CHAPTER FOUR: ADVANCE & RETREAT CONTINUOUS BOXING
This exercise is the linking of the five techniques into a series of eleven movements:
See image 21 [reverse view (repeat of image 2)]:
See image 22 [repeat of image 5]:
3. RETREAT WITH CRASHING
First your right foot retreats and then your left foot retreats behind your right foot as your right fist withdraws and your left fist shoots out. See image 23 [reverse view]:
4. STRAIGHT-STANCE CRASHING
The “straight stance” means that the same fist and foot are forward. It would not be convenient in this moment for your left foot to advance while your right fist strikes out, therefore since your right foot is already in front, let it step forward along with your right punch, your left fist at the same time withdrawing and your left foot doing a follow step. See image 24 [reverse view]:
5. DOUBLE CROSSING FISTS
Your fists cross with your right fist on the outside, your torso turning halfway to the left. See image 25:
Then your fists [rise up and] spread apart, your arms each drawing a semicircle. Your arms must not become stiff, and so they each maintain a slight bend and thereby contain strength. See image 26:
Then your left fist opens and your right fist meets it, your hands coming together at your navel, pressed against your body. When your hands spread apart, your left foot retreats a step. When your hands come together, your right foot goes next to your left foot, your torso turning halfway to the left. See image 27 (Note: This image does not accurately represent the position of the lower body [because it is simply a repeat of image 25] and should instead show the feet next to each other.):
Your left fist and right foot go forward.

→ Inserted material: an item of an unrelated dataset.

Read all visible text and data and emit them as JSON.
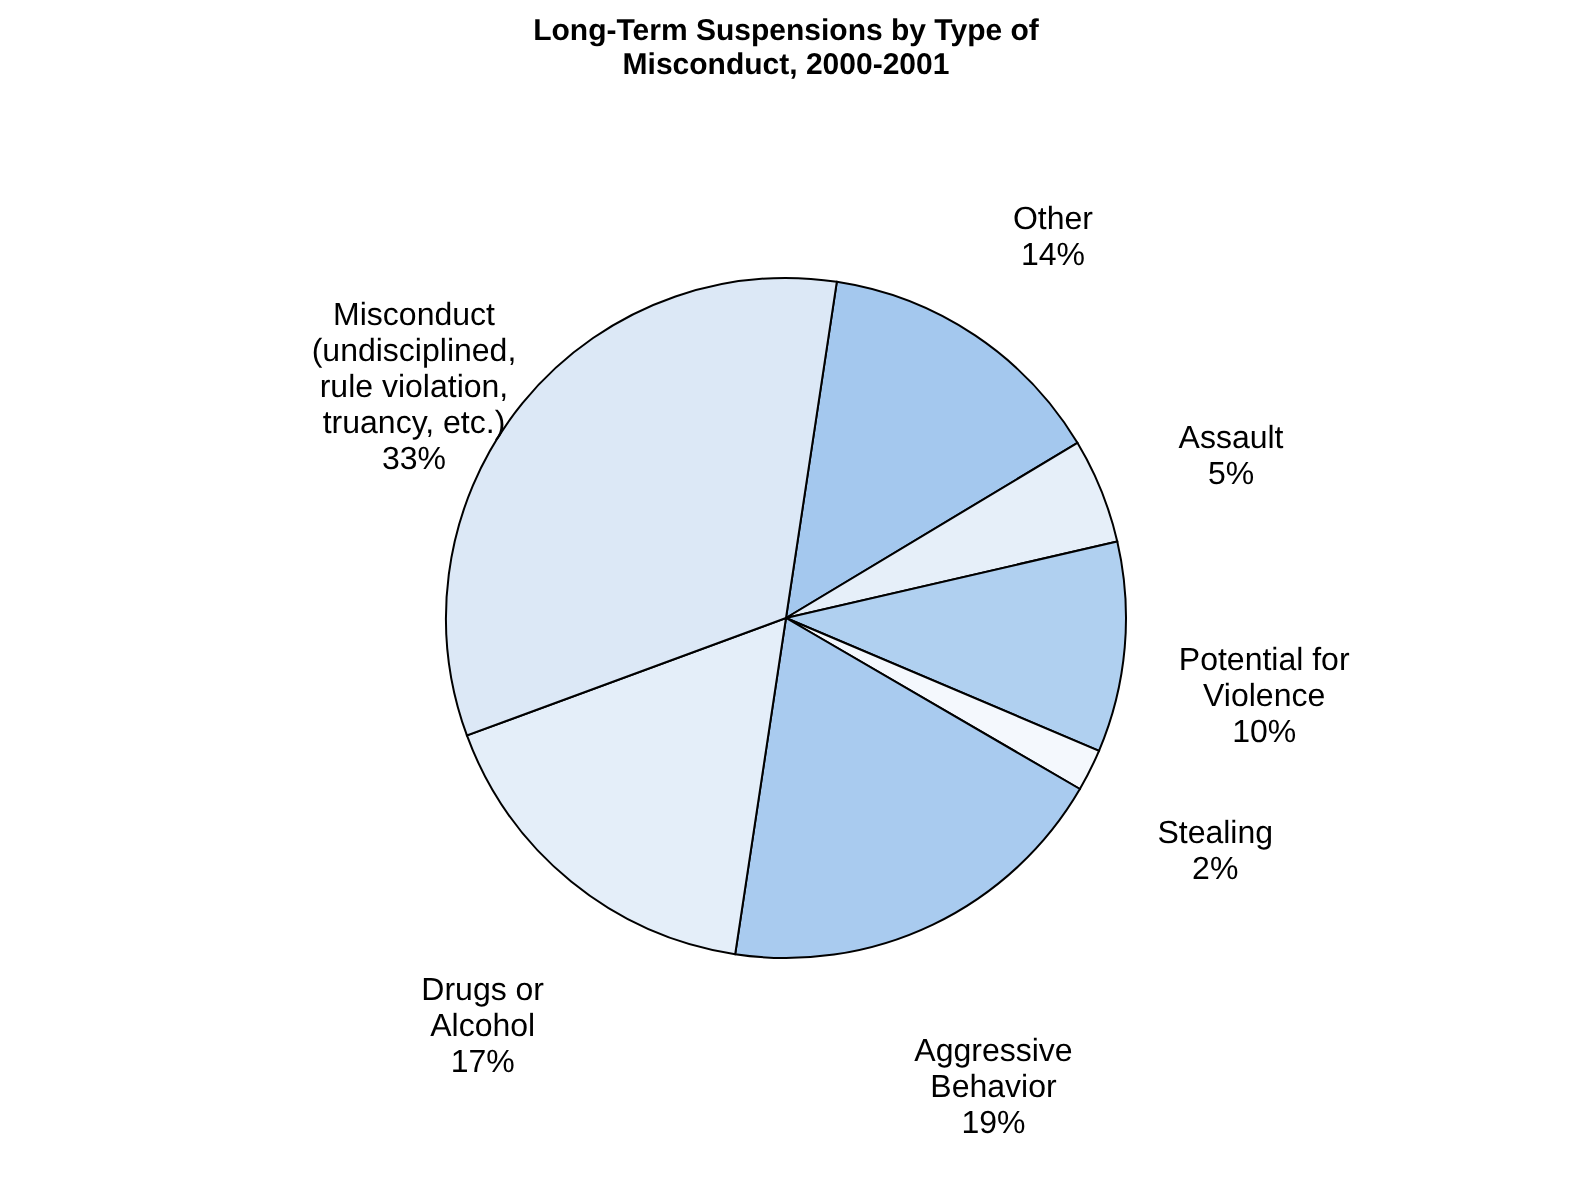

See image 28 [repeat of image 15]:
7. RETREAT WITH CHOPPING
First your right foot retreats [a full step behind your left foot], your right fist lowering in a semicircle, your left fist withdrawing, and then your left hand chops out, your left foot slightly retreating, but still in front of your right foot. See image 29 [reverse view (repeat of image 2)]:
This chopping technique involves your left hand and left foot still being forward [instead of switching to the other side]. Your left palm becomes a fist, pulling back to your solar plexus and your right hand becomes a fist [and drills out], then your left hand chops out again as your right fist again becomes a palm and withdraws against your body. See image 30 [reverse view (repeat of image 2)]:
Your right hand and left foot go forward. See image 31 [repeat of image 19]:
Your left hand and right foot go forward. See image 32 [reverse view (repeat of image 8)]:
See image 33 [repeat of image 5]:
12. TURN AROUND
After you have performed the crashing technique, turn around, repeat the sequence as before until you are again performing movement 3, then finish.